El posibilismo ideológico de Petit le ponía en un gran compromiso. Por una parte valoraba los grandes avances en materia lingüística y educativa que supondrían cuatro años de responsabilidades en dichas áreas; por otra era consciente del desgaste que implicaban, entre los electores del Front más fieles desde hacía años -cerca del setenta y cinco por ciento-, los proyectos urbanísticos de los conservadores, a los que éstos no estaban ni por asomo dispuestos a renunciar, dejando para el Front la patata caliente de dimitir por un desacuerdo con algo que la gran mayoría de los ciudadanos aprobaba. La derecha le tenía acorralado y no sabía cómo escapar.

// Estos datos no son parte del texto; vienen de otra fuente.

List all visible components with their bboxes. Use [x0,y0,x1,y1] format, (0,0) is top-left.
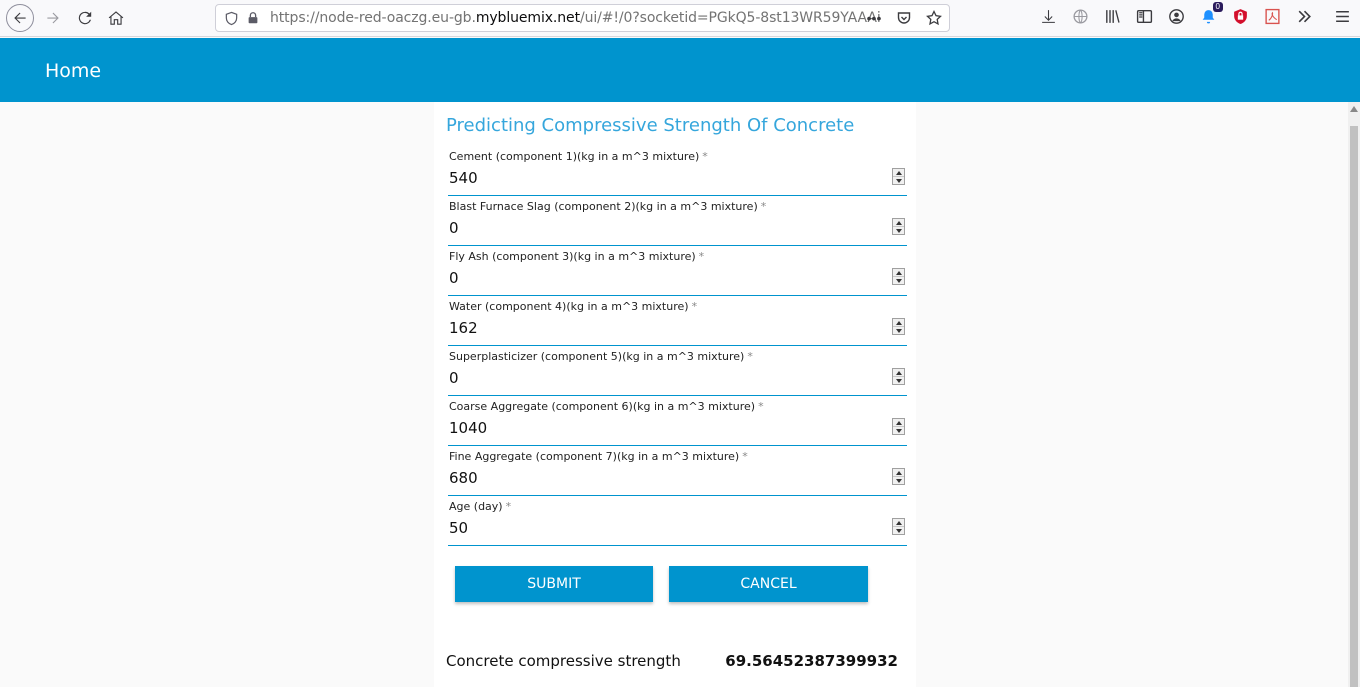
result-label: Concrete compressive strength [446,652,681,670]
reload-button[interactable] [72,5,98,31]
field-label: Superplasticizer (component 5)(kg in a m… [449,350,753,363]
age-field[interactable]: Age (day) * [448,500,907,546]
account-icon[interactable] [1167,7,1186,26]
stepper-up-icon[interactable] [893,419,904,426]
required-marker: * [691,300,698,313]
number-stepper[interactable] [892,468,905,485]
stepper-down-icon[interactable] [893,326,904,334]
number-stepper[interactable] [892,168,905,185]
stepper-up-icon[interactable] [893,219,904,226]
forward-button[interactable] [40,5,66,31]
bookmark-star-icon[interactable] [925,9,943,27]
cement-input[interactable] [449,169,869,187]
stepper-down-icon[interactable] [893,476,904,484]
globe-icon[interactable] [1071,7,1090,26]
stepper-down-icon[interactable] [893,176,904,184]
slag-input[interactable] [449,219,869,237]
form-card: Predicting Compressive Strength Of Concr… [434,102,916,687]
required-marker: * [698,250,705,263]
stepper-down-icon[interactable] [893,426,904,434]
more-actions-icon[interactable]: ••• [865,9,883,27]
stepper-down-icon[interactable] [893,526,904,534]
coarse-aggregate-input[interactable] [449,419,869,437]
app-header: Home [0,38,1360,102]
url-bar[interactable]: https://node-red-oaczg.eu-gb.mybluemix.n… [215,4,950,32]
sidebar-icon[interactable] [1135,7,1154,26]
submit-button[interactable]: SUBMIT [455,566,653,602]
number-stepper[interactable] [892,218,905,235]
stepper-down-icon[interactable] [893,226,904,234]
url-domain: mybluemix.net [475,10,580,26]
number-stepper[interactable] [892,318,905,335]
field-label: Age (day) * [449,500,512,513]
extension-notification-icon[interactable]: 0 [1199,2,1223,26]
browser-toolbar: https://node-red-oaczg.eu-gb.mybluemix.n… [0,0,1360,37]
slag-field[interactable]: Blast Furnace Slag (component 2)(kg in a… [448,200,907,246]
stepper-up-icon[interactable] [893,319,904,326]
fly-ash-field[interactable]: Fly Ash (component 3)(kg in a m^3 mixtur… [448,250,907,296]
stepper-up-icon[interactable] [893,519,904,526]
fine-aggregate-field[interactable]: Fine Aggregate (component 7)(kg in a m^3… [448,450,907,496]
stepper-up-icon[interactable] [893,169,904,176]
home-button[interactable] [103,5,129,31]
page-scrollbar[interactable] [1348,102,1360,687]
arrow-left-icon [14,12,26,24]
superplasticizer-input[interactable] [449,369,869,387]
number-stepper[interactable] [892,368,905,385]
field-label: Fine Aggregate (component 7)(kg in a m^3… [449,450,748,463]
download-icon[interactable] [1039,7,1058,26]
field-label: Water (component 4)(kg in a m^3 mixture)… [449,300,698,313]
cancel-button[interactable]: CANCEL [669,566,868,602]
field-label: Blast Furnace Slag (component 2)(kg in a… [449,200,767,213]
library-icon[interactable] [1103,7,1122,26]
reload-icon [78,11,92,25]
required-marker: * [760,200,767,213]
url-text[interactable]: https://node-red-oaczg.eu-gb.mybluemix.n… [270,10,881,26]
field-label: Fly Ash (component 3)(kg in a m^3 mixtur… [449,250,705,263]
lock-icon[interactable] [246,10,262,26]
stepper-down-icon[interactable] [893,276,904,284]
field-label: Coarse Aggregate (component 6)(kg in a m… [449,400,764,413]
age-input[interactable] [449,519,869,537]
back-button[interactable] [6,4,34,32]
fine-aggregate-input[interactable] [449,469,869,487]
number-stepper[interactable] [892,418,905,435]
required-marker: * [702,150,708,163]
form-title: Predicting Compressive Strength Of Concr… [446,115,855,136]
superplasticizer-field[interactable]: Superplasticizer (component 5)(kg in a m… [448,350,907,396]
scroll-thumb[interactable] [1350,126,1358,687]
coarse-aggregate-field[interactable]: Coarse Aggregate (component 6)(kg in a m… [448,400,907,446]
cement-field[interactable]: Cement (component 1)(kg in a m^3 mixture… [448,150,907,196]
stepper-down-icon[interactable] [893,376,904,384]
scroll-up-icon[interactable] [1350,106,1358,112]
stepper-up-icon[interactable] [893,269,904,276]
result-value: 69.56452387399932 [725,652,898,670]
notification-badge: 0 [1212,2,1223,12]
page-title: Home [45,60,102,82]
field-label: Cement (component 1)(kg in a m^3 mixture… [449,150,708,163]
water-input[interactable] [449,319,869,337]
shield-icon[interactable] [224,10,240,26]
overflow-chevron-icon[interactable] [1295,7,1314,26]
menu-icon[interactable] [1333,7,1352,26]
required-marker: * [505,500,512,513]
stepper-up-icon[interactable] [893,469,904,476]
home-icon [108,11,124,25]
url-prefix: https://node-red-oaczg.eu-gb. [270,10,476,26]
fly-ash-input[interactable] [449,269,869,287]
required-marker: * [747,350,753,363]
pocket-icon[interactable] [895,9,913,27]
required-marker: * [758,400,764,413]
pdf-icon[interactable] [1263,7,1282,26]
url-path: /ui/#!/0?socketid=PGkQ5-8st13WR59YAAAi [579,10,881,26]
number-stepper[interactable] [892,518,905,535]
water-field[interactable]: Water (component 4)(kg in a m^3 mixture)… [448,300,907,346]
arrow-right-icon [47,12,59,24]
required-marker: * [742,450,748,463]
number-stepper[interactable] [892,268,905,285]
stepper-up-icon[interactable] [893,369,904,376]
ublock-icon[interactable] [1231,7,1250,26]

En el balcón de su apartamento, hundido en una silla reclinable de plástico duro, el líder del Front contemplaba, meditabundo, la línea del horizonte. La luna iluminaba el mar, pero esa imagen de lirismo típico y tópico no le impedía reflexionar sobre el callejón sin salida al que había llegado el partido. Apenas tenía gente en la que confiar a excepción del secretario de finanzas, Vicent Marimon, su amigo y la única persona que, desde sus inicios en la política activa, le había demostrado una fidelidad absoluta. Sin embargo, Marimon concentraba todos sus esfuerzos en una operación inmobiliaria: vender la sede y comprar otra más grande y más céntrica. Generosos constructores le ofrecían grandes facilidades no sólo en los precios sino también en las condiciones de pago. Algunas de las propuestas eran tentadoras; pese a todo debían alejarse de compromisos aparentemente altruistas. En sólo unos meses habían tenido ocasión de comprobar en qué consistía la amabilidad de ciertos gremios.
Los ingresos institucionales del Front se habían multiplicado y permitían la solicitud de un crédito hipotecario que Bancam, antes remisa, ahora estaba más que dispuesta a conceder. No obstante, el pragmatismo económico del secretario de finanzas le evitaba grandes aventuras. Tantos años de marginalidad política provocan falta de autoconfianza. Al fin y al cabo, quizá el tres por ciento de votos más que habían conseguido sólo era un préstamo a cuatro años.
Petit calculaba las posibilidades políticas a su alcance para salir del Govern sin que la opinión pública los castigara. Tenía que huir de la trampa en que la derecha le había metido. El problema era cómo hacerlo. Cómo mantener la tendencia de seguir creciendo a partir del siete por ciento, ésa era la cuestión. Y no era fácil. En el mismo instante en que se encendió un puro le llamó la atención una llamarada seguida de un estallido seco. En plena calle, a mano izquierda, se estaba empezando a quemar un coche. Acto seguido un individuo con casco y pasamontañas subía a una moto y, por debajo de él, se iba como un rayo. Intentó fijarse en la matrícula del vehículo, pero estaba tapada con una hoja de diario presidida por las grandes letras de un titular que Petit, en la distancia, fue incapaz de leer: «El Front decidirá el Govern.»